Integrated diagnostics can provide a wide variety of potential benefits to patients facing cancer. It can also give radiologists the opportunity to become more involved in clinical decision support beyond imaging. Speakers addressed the current and future state of integrated diagnostics at Tuesday's RSNA/AAPM (American Association of Physicists in Medicine) symposium.
"The development of new and more sophisticated approaches to diagnostic testing, including medical imaging, anatomic pathology and laboratory medicine, along with the growth in targeted cancer therapies, is transforming the landscape of cancer diagnosis and care," said Paul E. Kinahan, PhD, symposium moderator, vice chair for radiology research and head of the imaging research laboratory at the University of Washington, Seattle.
Using Tools and Data to Aid Diagnosis
Radiology needs to be empowered to embrace integrated diagnostics through tools, standards and data science, according to Mitchell D. Schnall, MD, who presented The Path to Integrated Diagnostics.
"Developments in artificial intelligence and data science have created additional opportunities to extract and combine information from imaging, pathology, laboratory medicine and genomics to create an opportunity to improve diagnosis by providing access to a broad spectrum of information on each patient," said Dr.
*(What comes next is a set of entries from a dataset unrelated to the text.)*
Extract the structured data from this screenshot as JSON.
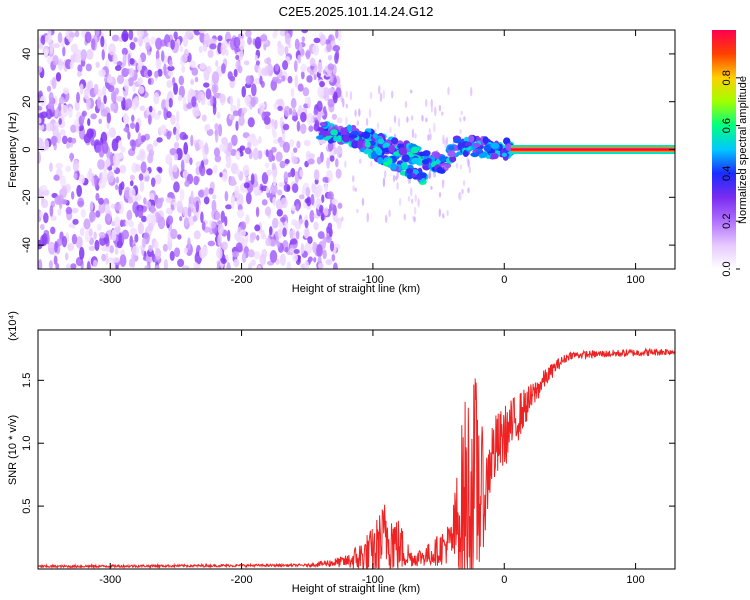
{
  "title": "C2E5.2025.101.14.24.G12",
  "chart_data": [
    {
      "type": "heatmap",
      "xlabel": "Height of straight line (km)",
      "ylabel": "Frequency (Hz)",
      "xlim": [
        -355,
        130
      ],
      "ylim": [
        -50,
        50
      ],
      "xticks": [
        -300,
        -200,
        -100,
        0,
        100
      ],
      "yticks": [
        -40,
        -20,
        0,
        20,
        40
      ],
      "colorbar": {
        "label": "Normalized spectral amplitude",
        "range": [
          0,
          1
        ],
        "ticks": [
          "0.0",
          "0.2",
          "0.4",
          "0.6",
          "0.8"
        ],
        "tick_values": [
          0.0,
          0.2,
          0.4,
          0.6,
          0.8
        ],
        "colormap": [
          "#ffffff",
          "#e6c8ff",
          "#b070ff",
          "#7a2cf0",
          "#1a2cff",
          "#00c8ff",
          "#00ff80",
          "#a0ff00",
          "#ffd000",
          "#ff4000",
          "#ff0050"
        ]
      },
      "noise_region": {
        "x": [
          -355,
          -125
        ],
        "y": [
          -50,
          50
        ],
        "amplitude": [
          0.05,
          0.3
        ]
      },
      "ridge": [
        {
          "x": -140,
          "y": 8
        },
        {
          "x": -120,
          "y": 6
        },
        {
          "x": -100,
          "y": 4
        },
        {
          "x": -80,
          "y": 0
        },
        {
          "x": -60,
          "y": -4
        },
        {
          "x": -45,
          "y": -6
        },
        {
          "x": -35,
          "y": 2
        },
        {
          "x": -20,
          "y": 1
        },
        {
          "x": 0,
          "y": 0
        },
        {
          "x": 130,
          "y": 0
        }
      ],
      "lower_branch": [
        {
          "x": -110,
          "y": 2
        },
        {
          "x": -90,
          "y": -4
        },
        {
          "x": -70,
          "y": -10
        },
        {
          "x": -60,
          "y": -12
        }
      ],
      "tone": {
        "x": [
          5,
          130
        ],
        "y": 0,
        "amplitude": 1.0
      }
    },
    {
      "type": "line",
      "xlabel": "Height of straight line (km)",
      "ylabel": "SNR (10 * v/v)",
      "y_multiplier": "(x10⁴)",
      "xlim": [
        -355,
        130
      ],
      "ylim": [
        0,
        1.9
      ],
      "xticks": [
        -300,
        -200,
        -100,
        0,
        100
      ],
      "yticks": [
        "0.5",
        "1.0",
        "1.5"
      ],
      "ytick_values": [
        0.5,
        1.0,
        1.5
      ],
      "color": "#ee2222",
      "envelope": [
        {
          "x": -355,
          "mean": 0.02,
          "spread": 0.01
        },
        {
          "x": -150,
          "mean": 0.03,
          "spread": 0.01
        },
        {
          "x": -120,
          "mean": 0.06,
          "spread": 0.05
        },
        {
          "x": -100,
          "mean": 0.12,
          "spread": 0.22
        },
        {
          "x": -90,
          "mean": 0.28,
          "spread": 0.3
        },
        {
          "x": -80,
          "mean": 0.18,
          "spread": 0.22
        },
        {
          "x": -70,
          "mean": 0.08,
          "spread": 0.06
        },
        {
          "x": -55,
          "mean": 0.12,
          "spread": 0.1
        },
        {
          "x": -40,
          "mean": 0.22,
          "spread": 0.18
        },
        {
          "x": -30,
          "mean": 0.55,
          "spread": 0.85
        },
        {
          "x": -20,
          "mean": 0.7,
          "spread": 0.9
        },
        {
          "x": -15,
          "mean": 0.55,
          "spread": 0.3
        },
        {
          "x": -10,
          "mean": 0.9,
          "spread": 0.3
        },
        {
          "x": 0,
          "mean": 1.05,
          "spread": 0.25
        },
        {
          "x": 10,
          "mean": 1.2,
          "spread": 0.2
        },
        {
          "x": 20,
          "mean": 1.35,
          "spread": 0.12
        },
        {
          "x": 30,
          "mean": 1.5,
          "spread": 0.08
        },
        {
          "x": 40,
          "mean": 1.62,
          "spread": 0.05
        },
        {
          "x": 50,
          "mean": 1.7,
          "spread": 0.03
        },
        {
          "x": 130,
          "mean": 1.73,
          "spread": 0.03
        }
      ]
    }
  ]
}
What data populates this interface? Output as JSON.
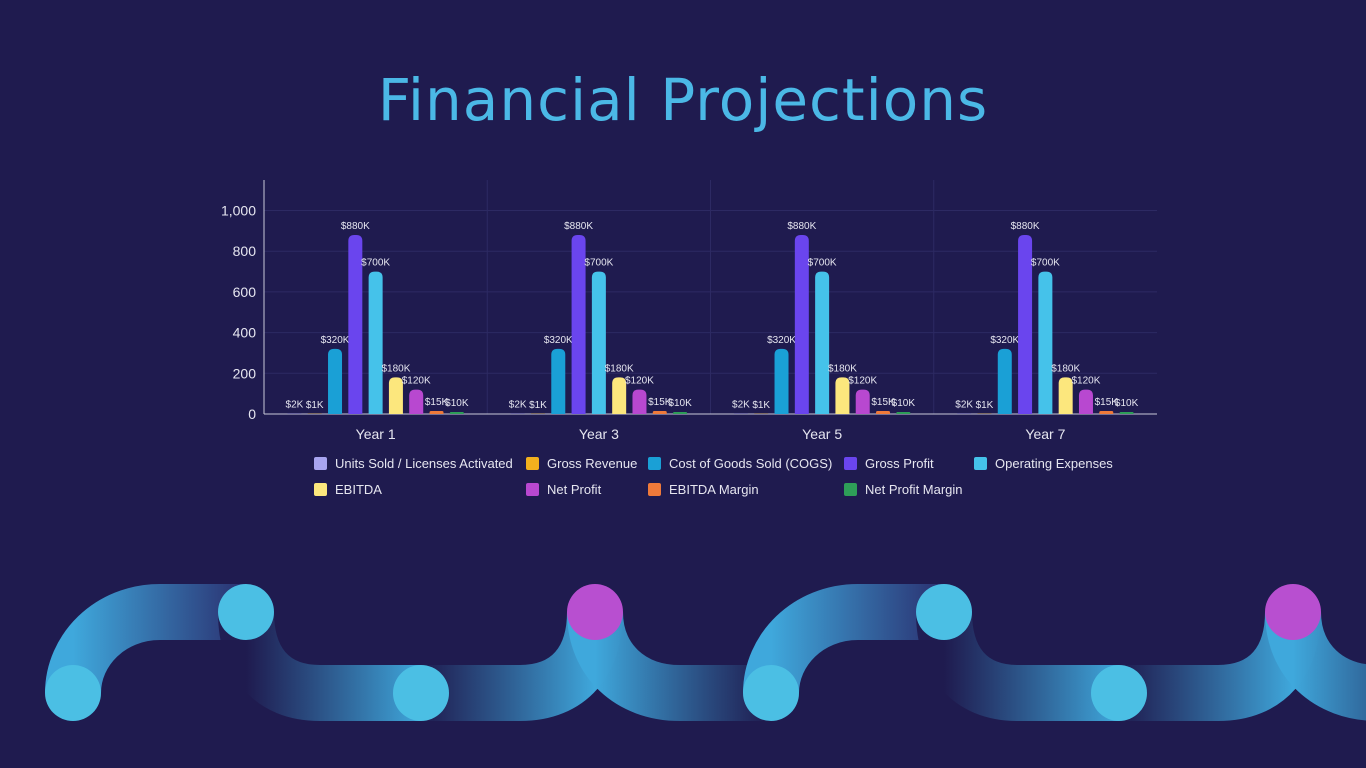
{
  "page": {
    "title": "Financial Projections"
  },
  "chart_data": {
    "type": "bar",
    "categories": [
      "Year 1",
      "Year 3",
      "Year 5",
      "Year 7"
    ],
    "ylim": [
      0,
      1150
    ],
    "yticks": [
      0,
      200,
      400,
      600,
      800,
      1000
    ],
    "ytick_labels": [
      "0",
      "200",
      "400",
      "600",
      "800",
      "1,000"
    ],
    "grid": true,
    "legend_position": "bottom",
    "series": [
      {
        "name": "Units Sold / Licenses Activated",
        "color": "#a8a4f0",
        "values": [
          2,
          2,
          2,
          2
        ],
        "labels": [
          "$2K",
          "$2K",
          "$2K",
          "$2K"
        ]
      },
      {
        "name": "Gross Revenue",
        "color": "#f2b01e",
        "values": [
          1,
          1,
          1,
          1
        ],
        "labels": [
          "$1K",
          "$1K",
          "$1K",
          "$1K"
        ]
      },
      {
        "name": "Cost of Goods Sold (COGS)",
        "color": "#1aa0d6",
        "values": [
          320,
          320,
          320,
          320
        ],
        "labels": [
          "$320K",
          "$320K",
          "$320K",
          "$320K"
        ]
      },
      {
        "name": "Gross Profit",
        "color": "#6a45ee",
        "values": [
          880,
          880,
          880,
          880
        ],
        "labels": [
          "$880K",
          "$880K",
          "$880K",
          "$880K"
        ]
      },
      {
        "name": "Operating Expenses",
        "color": "#45c2ea",
        "values": [
          700,
          700,
          700,
          700
        ],
        "labels": [
          "$700K",
          "$700K",
          "$700K",
          "$700K"
        ]
      },
      {
        "name": "EBITDA",
        "color": "#fce77d",
        "values": [
          180,
          180,
          180,
          180
        ],
        "labels": [
          "$180K",
          "$180K",
          "$180K",
          "$180K"
        ]
      },
      {
        "name": "Net Profit",
        "color": "#b848d0",
        "values": [
          120,
          120,
          120,
          120
        ],
        "labels": [
          "$120K",
          "$120K",
          "$120K",
          "$120K"
        ]
      },
      {
        "name": "EBITDA Margin",
        "color": "#ef7a3a",
        "values": [
          15,
          15,
          15,
          15
        ],
        "labels": [
          "$15K",
          "$15K",
          "$15K",
          "$15K"
        ]
      },
      {
        "name": "Net Profit Margin",
        "color": "#2e9e58",
        "values": [
          10,
          10,
          10,
          10
        ],
        "labels": [
          "$10K",
          "$10K",
          "$10K",
          "$10K"
        ]
      }
    ]
  },
  "decoration": {
    "tube_color": "#3fa3d6",
    "node_color": "#4bbfe4",
    "accent_node_color": "#b84fd0",
    "background": "#1f1b4f"
  }
}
Schnall, the Eugene Pendergrass Professor of Radiology at the Perelman School of Medicine at the University of Pennsylvania, Philadelphia. "As a result, radiologists have access to more non-imaging data than we have ever had before. Integrated diagnostics is slowly becoming the norm of radiology practice, as we integrate laboratory data with our imaging data and clinical findings in our daily work."
Dr. Schnall acknowledged that current approaches to finding data in medical records are cumbersome and time consuming. While there are few standard approaches to integrating the information, the hope is that new standards will evolve to help radiology assist in improving diagnostics.
Cross-Disciplinary Implementation of Integrated Diagnostics
Regardless of choice of AI approach — radiomics or deep learning — there is a need to establish multi-scale disease associations, said Anant Madabhushi, PhD, in his lecture, Radio-Patho-Genomics: Computationally Integrated Disease Specific Features Across Scales.
"We need to establish high fidelity ground truth for disease extent on the radiographic imaging to be able to train AI models. However granular, 'ground truth' definition of disease extent is only available on surgical pathology specimens. AI can help in co-registering the ex-vivo specimens with pre-operative imaging, such as rectal, prostate, lung or breast," said Dr. Madabhushi, the F. Alex Nason Professor II of Biomedical Engineering at Case Western Reserve University and a research scientist at the Louis Stokes Cleveland Veterans Administration Medical Center, both in Cleveland.
AI can also be used to create predictors for identifying patients who are likely to have disease recurrence, progression or metastasis, according to Dr. Madabhushi, who has used a combination of AI extracted features from pathology images and CT scans to allow for better recurrence prediction of early stage lung cancer.
The ability to link and associate genomic and molecular information with radiographic patterns on imaging is a future benefit of integrated diagnostics.
"AI can help in identifying association between genomics, pathology and imaging features," Dr. Madabhushi said. "For instance, there is a great deal of interest currently on developing AI for radiogenomics and using AI to help identify associations between imaging features and point mutations and biological pathways."